Image d'illustration - Un médecin vaccine un enfant le 31 octobre 2017 à Quimper

Image d'illustration - Un médecin vaccine un enfant le 31 octobre 2017 à Quimper - Fred Tanneau - AFP

"Ces vaccinations s’inscrivent dans le suivi normal des nourrissons et tout retard les exposerait à de graves conséquences pour leur santé", explique clairement la Haute Autorité de Santé.

Alors que les Français entrent dans leur quatrième semaine de confinement, la Haute Autorité de Santé rappelle que certains gestes sanitaires ne sont pas à mettre de côté lorsqu'il s'agit des plus petits. "Il est primordial de maintenir l’ensemble des vaccinations obligatoires des nourrissons (à 2, 4, 5, 11, 12 et 16-18 mois) dans le contexte de l’épidémie de Covid-19", écrit l'HAS dans un communiqué daté du 3 avril.

"Ces vaccinations s’inscrivent dans le suivi normal des nourrissons et tout retard les exposerait à de graves conséquences pour leur santé", assure la Haute Autorité de Santé.

"Adapter le déroulement des consultations"

Parmi les motifs autorisés de sortie de chez soi, les "consultations et soins ne pouvant être assurés à distance et ne pouvant être différés", sont mentionnés sur le site du gouvernement.
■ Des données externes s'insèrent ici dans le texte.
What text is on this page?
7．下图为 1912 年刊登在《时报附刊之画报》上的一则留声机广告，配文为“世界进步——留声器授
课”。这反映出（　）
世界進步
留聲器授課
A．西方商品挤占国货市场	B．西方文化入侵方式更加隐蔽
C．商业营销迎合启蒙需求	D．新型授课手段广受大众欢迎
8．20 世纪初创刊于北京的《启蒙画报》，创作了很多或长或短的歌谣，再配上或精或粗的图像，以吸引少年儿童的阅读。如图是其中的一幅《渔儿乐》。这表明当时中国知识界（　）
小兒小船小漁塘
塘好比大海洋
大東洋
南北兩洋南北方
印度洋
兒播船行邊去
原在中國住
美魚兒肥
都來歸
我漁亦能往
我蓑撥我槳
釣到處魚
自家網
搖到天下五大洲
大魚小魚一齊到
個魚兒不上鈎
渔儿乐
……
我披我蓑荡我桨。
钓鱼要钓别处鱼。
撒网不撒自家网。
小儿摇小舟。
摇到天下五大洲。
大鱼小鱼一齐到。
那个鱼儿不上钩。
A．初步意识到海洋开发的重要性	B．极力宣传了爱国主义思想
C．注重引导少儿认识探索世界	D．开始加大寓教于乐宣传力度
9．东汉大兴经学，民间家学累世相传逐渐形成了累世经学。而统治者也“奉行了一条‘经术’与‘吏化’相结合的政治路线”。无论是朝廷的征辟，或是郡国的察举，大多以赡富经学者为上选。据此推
En ces temps de pandémie, l'HAS conseille "d’adapter le déroulement des consultations sur les lieux de soins, notamment en espaçant les rendez-vous pour éviter de surcharger les salles d’attente et en limitant l’accompagnement de l’enfant à un seul parent". Et bien évidemment de respecter les gestes barrières.

"Le retard des vaccinations contre la coqueluche ou les méningites à Hib, pneumocoque, méningocoque dans la première année et de la rougeole pourrait avoir de graves conséquences", explique également Infovac, la plateforme française d'informations sur les vaccins. "Il y a un consensus pour maintenir l’ensemble des vaccins obligatoires et retarder les autres…à condition de pouvoir accueillir les nourrissons dans de bonnes conditions de sécurité".

Retarder les autres vaccins

Concernant la vaccination pour le reste de la population "au-delà de l’âge de 2 ans elles peuvent quant à elles être différées jusqu'à la levée des mesures de confinement". Ce à l’exception des situations de cas de maladies contagieuses qui requièrent "une prévention par la vaccination autour des cas ou en post-exposition à la rougeole, la méningite, la coqueluche, la varicelle, etc."

Cet avis de l'AHS "s’appuie sur les préconisations de l’Organisation mondiale de la Santé en matière de vaccination pendant la pandémie et sur la position exprimée par une majorité de sociétés savantes et organisations professionnelles représentatives de la pédiatrie".